Starting today, you can search across all Erlang and Elixir packages with the new search engine and landing page for HexDocs, powered by Typesense.
More importantly, you can scope your search to specific packages. For example, by running mix hex.search (remember to update Hex before with mix local.hex), Hex will open up HexDocs with the exact packages (and versions) used by your project preselected. For example, if you want to contribute to Livebook, running mix hex.search will open up the following page:
This effectively gives developers a per-project documentation search experience, allowing them to quickly find relevant information. Tools like Tidewave also expose the search engine as a MCP tool, allowing coding agents to search and explore all packages available to a given project.

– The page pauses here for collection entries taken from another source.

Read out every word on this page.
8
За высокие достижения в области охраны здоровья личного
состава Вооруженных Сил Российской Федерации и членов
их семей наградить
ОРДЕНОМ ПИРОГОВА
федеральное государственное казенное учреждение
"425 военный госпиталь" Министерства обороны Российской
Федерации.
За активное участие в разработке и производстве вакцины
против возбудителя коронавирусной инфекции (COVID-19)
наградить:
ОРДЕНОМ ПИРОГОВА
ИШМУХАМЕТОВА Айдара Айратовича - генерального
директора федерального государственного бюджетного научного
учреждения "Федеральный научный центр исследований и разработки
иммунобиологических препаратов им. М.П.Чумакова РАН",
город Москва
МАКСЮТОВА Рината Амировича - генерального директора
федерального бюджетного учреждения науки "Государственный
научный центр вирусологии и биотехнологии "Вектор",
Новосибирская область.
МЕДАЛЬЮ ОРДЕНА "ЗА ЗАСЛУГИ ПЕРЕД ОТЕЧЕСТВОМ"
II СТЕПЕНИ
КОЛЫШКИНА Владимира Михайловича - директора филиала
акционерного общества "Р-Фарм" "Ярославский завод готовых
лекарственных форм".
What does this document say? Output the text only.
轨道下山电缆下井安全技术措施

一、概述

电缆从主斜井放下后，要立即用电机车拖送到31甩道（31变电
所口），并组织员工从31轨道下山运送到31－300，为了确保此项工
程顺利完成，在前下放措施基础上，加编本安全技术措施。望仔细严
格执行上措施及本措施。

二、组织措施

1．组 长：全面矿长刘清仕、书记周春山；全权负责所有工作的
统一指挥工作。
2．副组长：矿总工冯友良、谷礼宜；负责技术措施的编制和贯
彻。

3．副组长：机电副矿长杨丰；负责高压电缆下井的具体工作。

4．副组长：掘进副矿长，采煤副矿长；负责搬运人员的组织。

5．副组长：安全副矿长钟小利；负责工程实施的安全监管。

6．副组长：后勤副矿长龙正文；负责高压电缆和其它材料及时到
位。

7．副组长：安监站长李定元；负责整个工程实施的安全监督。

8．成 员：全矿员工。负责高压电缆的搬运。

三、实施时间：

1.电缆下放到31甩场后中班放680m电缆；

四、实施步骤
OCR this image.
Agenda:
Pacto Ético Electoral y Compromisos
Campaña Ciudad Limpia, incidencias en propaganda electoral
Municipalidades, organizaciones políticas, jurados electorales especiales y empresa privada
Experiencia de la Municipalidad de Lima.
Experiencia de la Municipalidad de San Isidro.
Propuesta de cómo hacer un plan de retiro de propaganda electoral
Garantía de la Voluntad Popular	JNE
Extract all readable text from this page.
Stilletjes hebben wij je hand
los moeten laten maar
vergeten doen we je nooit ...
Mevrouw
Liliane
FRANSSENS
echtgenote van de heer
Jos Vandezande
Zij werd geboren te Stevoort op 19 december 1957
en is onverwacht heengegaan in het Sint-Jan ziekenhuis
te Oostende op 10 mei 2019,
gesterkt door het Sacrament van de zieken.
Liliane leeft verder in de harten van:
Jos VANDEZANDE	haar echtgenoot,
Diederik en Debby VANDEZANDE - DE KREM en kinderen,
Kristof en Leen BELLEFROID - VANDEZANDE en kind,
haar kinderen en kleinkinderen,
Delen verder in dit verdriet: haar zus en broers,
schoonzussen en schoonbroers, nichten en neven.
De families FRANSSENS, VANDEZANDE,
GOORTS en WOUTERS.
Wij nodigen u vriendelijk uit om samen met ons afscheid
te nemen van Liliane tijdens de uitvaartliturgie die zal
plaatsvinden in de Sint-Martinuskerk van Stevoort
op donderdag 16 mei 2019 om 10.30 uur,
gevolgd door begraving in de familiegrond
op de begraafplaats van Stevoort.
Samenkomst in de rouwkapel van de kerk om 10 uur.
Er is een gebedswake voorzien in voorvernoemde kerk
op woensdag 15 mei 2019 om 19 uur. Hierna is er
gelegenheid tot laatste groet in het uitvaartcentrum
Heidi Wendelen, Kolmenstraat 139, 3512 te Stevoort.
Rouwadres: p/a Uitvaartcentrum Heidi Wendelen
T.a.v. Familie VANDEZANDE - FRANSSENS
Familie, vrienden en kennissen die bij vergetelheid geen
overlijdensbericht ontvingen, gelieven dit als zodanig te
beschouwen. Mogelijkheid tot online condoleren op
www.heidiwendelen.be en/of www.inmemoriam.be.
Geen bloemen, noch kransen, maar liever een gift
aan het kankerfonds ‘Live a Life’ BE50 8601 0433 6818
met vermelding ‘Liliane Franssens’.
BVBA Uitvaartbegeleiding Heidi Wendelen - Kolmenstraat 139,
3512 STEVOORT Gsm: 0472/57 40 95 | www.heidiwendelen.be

A new version of Elixir’s documentation generator, ExDoc, has also been released with support for custom search engines. This way frameworks like Phoenix, which are effectively a collection of packages, can provide a custom search that includes phoenix itself, phoenix_live_view, phoenix_html, and other dependencies. This helps newcomers, who are not yet fully familar with the ecosystem, to find what they are looking for. Check out the updated documentation for Phoenix:
This release is a culmination of the efforts of several individuals and companies. We are grateful to Typesense, for hosting our search engine and index, and Plausible Analytics for sponsoring development time. We also thank the bright minds of Guillaume Hivert, Paulo Valim, Ruslan Doga, and José Valim for bringing the project to life.
The search engine/index is a hosted Typesense instance. The HexDocs service, which does the job of unpacking and publishing documentation for each package, was augmented to extract search metadata published by ExDoc and push it to Typesense. All packages published within the last year have been indexed. Documentation for existing projects can be republished at any time by running mix deps.update ex_doc && mix hex.publish docs. Pull requests to parse additional metadata formats are welcome (or you may alternatively publish the same metadata format as ExDoc).
While all Hex services are implemented primarily in Elixir, the new landing page talks directly to Typesense and therefore has no server-side component. For this reason, we kindly asked Guillaume Hivert to implement the front-end in Gleam, so we continue to leverage the overall Erlang Ecosystem. The project is using the Lustre web framework, and if you have suggestions or you want to add new features, feel free to contribute to the project.